SINGLE CRYSTAL XAS STUDIES OF HEME CATALYSIS

血红素催化的单晶 XAS 研究

• 批准号: 8169949
• 负责人: BRITT HEDMAN
• 金额: $ 0.34万
• 依托单位: STANFORD UNIVERSITY
• 依托单位国家: 美国
• 财政年份: 2010
• 资助国家: 美国
• 起止时间: 2010-05-01 至 2011-02-28
• 项目状态: 已结题
• 来源: https://reporter.nih.gov/project-details/8169949
• 关键词: Binding; Camphor; Catalysis; Chemicals; Computer Retrieval of Information on Scientific Projects Database; Crystallography; Cytochrome P450; Cytochrome c Peroxidase; Electronics; Electrons; Enzymes; Funding; Grant; Heme; Hydrogen Peroxide; Hydroxylation; Institution; Ligands; Molecular Conformation; Nature; Oxidation-Reduction; Oxygen; Pseudomonas putida; Research; Research Personnel; Resources; Rest; Saccharomyces cerevisiae; Source; Spectrum Analysis; Structure; System; United States National Institutes of Health; molecular vector; oxidation; programs; vector

This subproject is one of many research subprojects utilizing the resources provided by a Center grant funded by NIH/NCRR. The subproject and investigator (PI) may have received primary funding from another NIH source, and thus could be represented in other CRISP entries.
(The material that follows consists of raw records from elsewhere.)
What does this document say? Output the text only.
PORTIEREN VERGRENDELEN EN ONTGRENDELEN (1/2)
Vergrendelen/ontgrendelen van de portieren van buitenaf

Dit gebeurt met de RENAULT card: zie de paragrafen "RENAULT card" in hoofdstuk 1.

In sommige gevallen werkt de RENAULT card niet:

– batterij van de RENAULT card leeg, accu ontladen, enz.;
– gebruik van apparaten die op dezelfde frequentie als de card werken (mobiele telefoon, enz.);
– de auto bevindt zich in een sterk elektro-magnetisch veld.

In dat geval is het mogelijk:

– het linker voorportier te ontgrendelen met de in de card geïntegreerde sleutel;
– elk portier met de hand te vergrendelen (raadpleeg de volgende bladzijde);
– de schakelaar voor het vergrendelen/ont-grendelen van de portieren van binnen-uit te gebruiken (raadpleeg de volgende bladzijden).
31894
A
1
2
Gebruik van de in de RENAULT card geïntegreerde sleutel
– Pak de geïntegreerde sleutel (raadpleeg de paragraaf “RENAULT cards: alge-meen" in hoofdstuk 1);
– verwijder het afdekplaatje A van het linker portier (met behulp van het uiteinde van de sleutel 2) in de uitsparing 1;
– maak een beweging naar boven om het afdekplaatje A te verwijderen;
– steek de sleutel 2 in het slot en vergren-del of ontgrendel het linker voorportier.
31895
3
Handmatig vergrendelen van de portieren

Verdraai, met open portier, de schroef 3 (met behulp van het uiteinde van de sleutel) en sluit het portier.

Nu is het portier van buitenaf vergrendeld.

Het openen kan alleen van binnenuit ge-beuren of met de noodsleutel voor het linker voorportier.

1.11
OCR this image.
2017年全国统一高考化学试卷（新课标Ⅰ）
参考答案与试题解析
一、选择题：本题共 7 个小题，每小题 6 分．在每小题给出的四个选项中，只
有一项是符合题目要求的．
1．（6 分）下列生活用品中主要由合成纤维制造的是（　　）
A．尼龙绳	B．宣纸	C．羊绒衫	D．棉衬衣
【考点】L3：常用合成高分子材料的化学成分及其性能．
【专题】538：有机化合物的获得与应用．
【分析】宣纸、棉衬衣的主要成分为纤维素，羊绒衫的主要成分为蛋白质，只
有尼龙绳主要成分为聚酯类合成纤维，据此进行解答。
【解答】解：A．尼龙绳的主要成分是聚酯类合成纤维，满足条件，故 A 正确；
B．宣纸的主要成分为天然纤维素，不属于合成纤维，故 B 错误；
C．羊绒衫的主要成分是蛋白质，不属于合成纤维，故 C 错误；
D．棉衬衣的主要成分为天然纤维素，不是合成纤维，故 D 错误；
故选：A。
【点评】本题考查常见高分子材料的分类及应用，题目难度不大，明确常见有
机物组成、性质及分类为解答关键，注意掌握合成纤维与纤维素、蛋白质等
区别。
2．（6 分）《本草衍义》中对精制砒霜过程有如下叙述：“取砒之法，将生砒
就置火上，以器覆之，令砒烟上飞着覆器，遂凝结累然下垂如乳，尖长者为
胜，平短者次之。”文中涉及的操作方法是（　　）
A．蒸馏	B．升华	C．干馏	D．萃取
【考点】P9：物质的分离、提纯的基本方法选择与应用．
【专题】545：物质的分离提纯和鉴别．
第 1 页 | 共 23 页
The institution listed is for the Center, which is not necessarily the institution for the investigator. We plan to utilize single crystal XAS to study two representative heme-containing enzymes?cytochrome P450 from Pseudomonas putida, which catalyzes the regio- and stereo-specific hydroxylation of camphor, and cytochrome c peroxidase from Saccharomyces cerevisiae, which catalyzes the two-electron oxidation of hydrogen peroxide. Like most Fe-heme enzymes, these are thought to go through several Fe-oxo intermediates, including an oxy-ferryl state (compound I), as part of their catalytic cycle. Although, these enzymes have been extensively characterized by both crystallography and spectroscopy, questions still remain about the nature of their reactive intermediates. By examining stable, metastable, and radiolytically reduced states of these enzymes using Fe K-edge single crystal XAS, we plan to characterize the structure of their catalytic intermediates through EXAFS analysis concomitant with electronic state determination through analysis of the edge region. Single crystal XAS can be used in anisotropic systems to selectively enhance specific molecular vectors through crystallographic alignment with the beam polarization vector, thereby providing enhanced geometric and electronic details about a molecule. In the cytochrome P450 study, polarized XAS will be used to probe the axial Fe-substrate oxygen and Fe-proximal ligand interactions separately from the Fe-heme interactions. The program outlined herein should provide for a detailed understanding of heme enzyme catalysis through 1) the polarized single crystal XAS study of wild-type and effector bound conformations of cytochrome P450 in the resting state and, potentially, in six other forms produced by camphor incubation, chemical oxidation/reduction, oxygenation, and radiolytic reduction; and 2) the single crystal XAS study of cytochrome c peroxidase in the ferric resting-state, ferryl compound I state, and in the radiolytically generated products of the compound I state.

该子项目是利用该技术的众多研究子项目之一 资源由 NIH/NCRR 资助的中心拨款提供。子项目及 研究者 (PI) 可能已从 NIH 的另一个来源获得主要资金， 因此可以在其他 CRISP 条目中表示。列出的机构是 对于中心来说，它不一定是研究者的机构。 我们计划利用单晶XAS来研究两种代表性的含血红素酶：来自恶臭假单胞菌的细胞色素P450，其催化樟脑的区域和立体特异性羟基化，以及来自酿酒酵母的细胞色素c过氧化物酶，其催化双电子氧化过氧化氢。与大多数铁血红素酶一样，这些酶被认为会经历几种铁氧中间体，包括氧铁基状态（化合物 I），作为其催化循环的一部分。尽管这些酶已通过晶体学和光谱学进行了广泛的表征，但其反应中间体的性质仍然存在疑问。通过使用 Fe K 边缘单晶 XAS 检查这些酶的稳定、亚稳定和辐射分解还原态，我们计划通过 EXAFS 分析表征其催化中间体的结构，同时通过边缘区域分析确定电子态。单晶 XAS 可用于各向异性系统，通过与光束偏振矢量的晶体排列来选择性增强特定分子矢量，从而提供有关分子的增强的几何和电子细节。在细胞色素 P450 研究中，偏振 XAS 将用于探测轴向 Fe-底物氧和 Fe-近端配体相互作用，与 Fe-血红素相互作用分开。本文概述的程序应通过 1) 对静息状态下的细胞色素 P450 的野生型和效应器结合构象以及可能的樟脑孵育产生的六种其他形式进行偏振单晶 XAS 研究，从而详细了解血红素酶催化作用、化学氧化/还原、氧化和辐射分解还原； 2)三价铁静息态、FeF1化合物I状态以及化合物I状态的放射分解产物中的细胞色素c过氧化物酶的单晶XAS研究。